The authors call for “revenue frameworks to foster a sustainable and mutually beneficial ecosystem for publishers and generative search providers,” framing the findings as evidence that current generative-search arrangements transfer attention and revenue away from publishers in ways traditional search did not.
Who’s Affected
Publishers — including news, education, and reference sites — face quantified evidence that AIO visibility differs from organic-search visibility, and that blocking Google’s AI crawler costs measurable visibility. SEO professionals gain a peer-reviewed dataset to ground generative-engine optimization (GEO) recommendations.
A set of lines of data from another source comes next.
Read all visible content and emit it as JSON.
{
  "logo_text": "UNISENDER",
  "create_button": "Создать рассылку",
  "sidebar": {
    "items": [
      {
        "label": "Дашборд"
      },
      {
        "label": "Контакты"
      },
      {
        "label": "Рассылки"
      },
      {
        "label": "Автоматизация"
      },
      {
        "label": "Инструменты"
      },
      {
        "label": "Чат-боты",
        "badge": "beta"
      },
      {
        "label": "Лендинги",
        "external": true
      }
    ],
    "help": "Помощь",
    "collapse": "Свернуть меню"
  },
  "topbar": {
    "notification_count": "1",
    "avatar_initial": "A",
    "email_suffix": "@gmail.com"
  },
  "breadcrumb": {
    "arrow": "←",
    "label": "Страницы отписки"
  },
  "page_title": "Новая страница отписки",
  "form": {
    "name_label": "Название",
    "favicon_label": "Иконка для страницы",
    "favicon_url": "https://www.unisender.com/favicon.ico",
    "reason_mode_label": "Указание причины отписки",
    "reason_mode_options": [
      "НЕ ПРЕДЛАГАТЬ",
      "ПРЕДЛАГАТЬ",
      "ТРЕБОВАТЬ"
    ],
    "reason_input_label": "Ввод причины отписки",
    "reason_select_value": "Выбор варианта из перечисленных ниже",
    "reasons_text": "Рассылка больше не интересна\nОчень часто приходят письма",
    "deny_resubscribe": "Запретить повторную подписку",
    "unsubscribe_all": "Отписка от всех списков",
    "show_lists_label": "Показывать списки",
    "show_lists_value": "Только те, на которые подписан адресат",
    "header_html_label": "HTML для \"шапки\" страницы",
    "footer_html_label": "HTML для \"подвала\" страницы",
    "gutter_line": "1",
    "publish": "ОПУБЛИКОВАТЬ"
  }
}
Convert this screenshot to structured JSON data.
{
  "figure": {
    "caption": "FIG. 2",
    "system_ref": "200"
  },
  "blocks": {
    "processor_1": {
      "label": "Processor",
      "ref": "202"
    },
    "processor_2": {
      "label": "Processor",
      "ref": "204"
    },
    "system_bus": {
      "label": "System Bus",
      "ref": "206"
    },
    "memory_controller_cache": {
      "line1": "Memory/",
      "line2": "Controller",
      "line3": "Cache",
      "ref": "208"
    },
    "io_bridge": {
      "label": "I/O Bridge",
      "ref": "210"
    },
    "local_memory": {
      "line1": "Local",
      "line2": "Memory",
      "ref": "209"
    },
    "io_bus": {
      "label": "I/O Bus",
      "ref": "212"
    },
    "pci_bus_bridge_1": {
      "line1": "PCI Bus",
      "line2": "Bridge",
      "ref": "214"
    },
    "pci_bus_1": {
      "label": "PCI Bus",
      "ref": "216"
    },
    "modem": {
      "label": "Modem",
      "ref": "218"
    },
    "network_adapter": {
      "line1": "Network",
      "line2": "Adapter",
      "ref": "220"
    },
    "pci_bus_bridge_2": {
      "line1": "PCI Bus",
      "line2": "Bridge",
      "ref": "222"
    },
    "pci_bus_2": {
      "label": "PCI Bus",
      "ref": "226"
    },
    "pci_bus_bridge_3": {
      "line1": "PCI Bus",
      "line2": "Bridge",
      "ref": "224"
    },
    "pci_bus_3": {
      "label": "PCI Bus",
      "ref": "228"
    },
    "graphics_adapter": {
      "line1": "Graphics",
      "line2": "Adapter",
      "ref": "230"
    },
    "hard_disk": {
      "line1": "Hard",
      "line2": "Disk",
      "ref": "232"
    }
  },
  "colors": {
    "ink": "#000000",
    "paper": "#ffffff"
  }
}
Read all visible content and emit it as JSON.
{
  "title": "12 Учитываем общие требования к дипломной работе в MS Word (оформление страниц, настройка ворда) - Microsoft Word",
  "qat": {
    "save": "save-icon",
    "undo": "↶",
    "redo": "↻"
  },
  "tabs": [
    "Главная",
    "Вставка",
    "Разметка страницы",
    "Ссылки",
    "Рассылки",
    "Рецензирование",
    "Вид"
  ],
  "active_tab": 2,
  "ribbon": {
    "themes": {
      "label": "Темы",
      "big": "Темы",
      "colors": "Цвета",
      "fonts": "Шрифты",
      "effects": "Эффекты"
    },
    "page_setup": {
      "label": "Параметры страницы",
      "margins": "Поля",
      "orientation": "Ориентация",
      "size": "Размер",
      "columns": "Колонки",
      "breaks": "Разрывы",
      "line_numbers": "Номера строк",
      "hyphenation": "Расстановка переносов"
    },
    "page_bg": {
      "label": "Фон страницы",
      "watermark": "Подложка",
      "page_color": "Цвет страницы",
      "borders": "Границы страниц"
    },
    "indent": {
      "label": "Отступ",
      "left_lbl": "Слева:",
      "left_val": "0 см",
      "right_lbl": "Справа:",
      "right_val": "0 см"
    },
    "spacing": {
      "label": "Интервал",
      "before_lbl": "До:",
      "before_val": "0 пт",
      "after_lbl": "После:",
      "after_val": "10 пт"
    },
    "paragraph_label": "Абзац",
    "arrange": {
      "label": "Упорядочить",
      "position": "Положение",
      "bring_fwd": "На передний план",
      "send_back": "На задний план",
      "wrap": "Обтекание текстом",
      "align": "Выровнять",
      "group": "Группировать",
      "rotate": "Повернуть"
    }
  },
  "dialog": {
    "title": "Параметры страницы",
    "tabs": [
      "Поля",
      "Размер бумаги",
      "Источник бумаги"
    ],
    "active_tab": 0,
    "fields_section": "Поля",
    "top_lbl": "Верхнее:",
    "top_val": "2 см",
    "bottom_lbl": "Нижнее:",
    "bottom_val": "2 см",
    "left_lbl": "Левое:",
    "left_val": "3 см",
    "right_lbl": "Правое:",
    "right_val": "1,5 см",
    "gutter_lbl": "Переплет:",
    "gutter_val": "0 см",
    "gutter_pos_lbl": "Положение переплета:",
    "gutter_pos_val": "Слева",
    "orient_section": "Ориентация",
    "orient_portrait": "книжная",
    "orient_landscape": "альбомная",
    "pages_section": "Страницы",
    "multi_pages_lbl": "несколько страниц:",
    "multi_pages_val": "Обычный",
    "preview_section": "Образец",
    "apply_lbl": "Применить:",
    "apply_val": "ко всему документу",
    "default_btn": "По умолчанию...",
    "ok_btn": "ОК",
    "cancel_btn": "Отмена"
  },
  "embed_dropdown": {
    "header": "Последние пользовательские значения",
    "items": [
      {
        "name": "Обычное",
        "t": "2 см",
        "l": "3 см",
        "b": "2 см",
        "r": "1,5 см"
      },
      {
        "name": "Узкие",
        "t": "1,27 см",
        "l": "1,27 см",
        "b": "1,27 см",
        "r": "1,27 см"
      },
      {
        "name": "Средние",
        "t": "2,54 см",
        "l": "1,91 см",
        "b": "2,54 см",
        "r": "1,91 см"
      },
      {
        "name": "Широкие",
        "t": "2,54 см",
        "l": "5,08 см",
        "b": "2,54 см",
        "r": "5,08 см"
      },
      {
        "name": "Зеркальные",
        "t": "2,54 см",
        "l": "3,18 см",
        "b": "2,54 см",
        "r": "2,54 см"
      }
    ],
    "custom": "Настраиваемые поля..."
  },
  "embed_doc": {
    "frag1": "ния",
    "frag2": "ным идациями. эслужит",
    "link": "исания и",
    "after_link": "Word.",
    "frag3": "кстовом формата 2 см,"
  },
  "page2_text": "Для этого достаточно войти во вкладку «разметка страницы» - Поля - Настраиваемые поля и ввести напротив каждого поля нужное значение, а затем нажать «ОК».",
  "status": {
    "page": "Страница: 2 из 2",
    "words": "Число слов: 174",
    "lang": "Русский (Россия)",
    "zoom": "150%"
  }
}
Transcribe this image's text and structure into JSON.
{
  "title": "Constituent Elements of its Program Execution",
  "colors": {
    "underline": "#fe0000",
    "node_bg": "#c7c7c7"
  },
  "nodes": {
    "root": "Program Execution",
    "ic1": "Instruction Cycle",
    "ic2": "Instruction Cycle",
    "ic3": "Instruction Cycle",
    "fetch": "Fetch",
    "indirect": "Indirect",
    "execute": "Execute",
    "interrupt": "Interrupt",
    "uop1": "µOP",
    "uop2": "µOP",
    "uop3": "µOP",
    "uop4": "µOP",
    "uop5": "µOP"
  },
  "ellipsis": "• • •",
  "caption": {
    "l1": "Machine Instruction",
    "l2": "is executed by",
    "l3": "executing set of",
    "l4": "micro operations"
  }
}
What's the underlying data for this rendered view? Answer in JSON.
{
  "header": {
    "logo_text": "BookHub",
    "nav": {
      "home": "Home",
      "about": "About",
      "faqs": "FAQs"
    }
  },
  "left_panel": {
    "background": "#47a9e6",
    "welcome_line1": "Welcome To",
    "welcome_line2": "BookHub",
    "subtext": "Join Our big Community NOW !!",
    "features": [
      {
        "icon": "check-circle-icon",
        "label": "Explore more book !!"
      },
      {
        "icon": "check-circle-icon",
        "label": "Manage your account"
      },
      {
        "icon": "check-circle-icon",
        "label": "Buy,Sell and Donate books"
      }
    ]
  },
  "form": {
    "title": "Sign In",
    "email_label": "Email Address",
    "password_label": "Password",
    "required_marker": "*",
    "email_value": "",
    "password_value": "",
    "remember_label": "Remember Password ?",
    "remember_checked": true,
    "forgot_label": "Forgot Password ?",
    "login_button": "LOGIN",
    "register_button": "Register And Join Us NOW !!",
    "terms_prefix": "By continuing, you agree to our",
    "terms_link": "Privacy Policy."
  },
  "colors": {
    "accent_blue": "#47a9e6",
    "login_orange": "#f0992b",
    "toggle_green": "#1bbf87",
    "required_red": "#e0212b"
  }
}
Google itself faces additional regulatory and policy attention given the finding that AIOs preferentially surface Google-owned content. Competing search engines — Bing, Brave, DuckDuckGo, Kagi — have a reference benchmark that highlights the AIO consistency gap. Anthropic, OpenAI, and Perplexity, whose generative-search products were not included in this paper, gain a methodology that will likely be applied to their products in subsequent research.
What’s Next
The 11,500-query benchmark is publicly released, enabling independent replication and extension to ChatGPT search, Perplexity, Claude search, and Bing Copilot. Expect Google to publicly respond to the Google-owned-content sourcing finding, and watch for follow-on papers measuring how visibility in AIOs translates to actual referral traffic over time. Publisher coalitions in the EU and U.S. are likely to cite this paper in advocacy for the revenue-sharing frameworks the authors call for.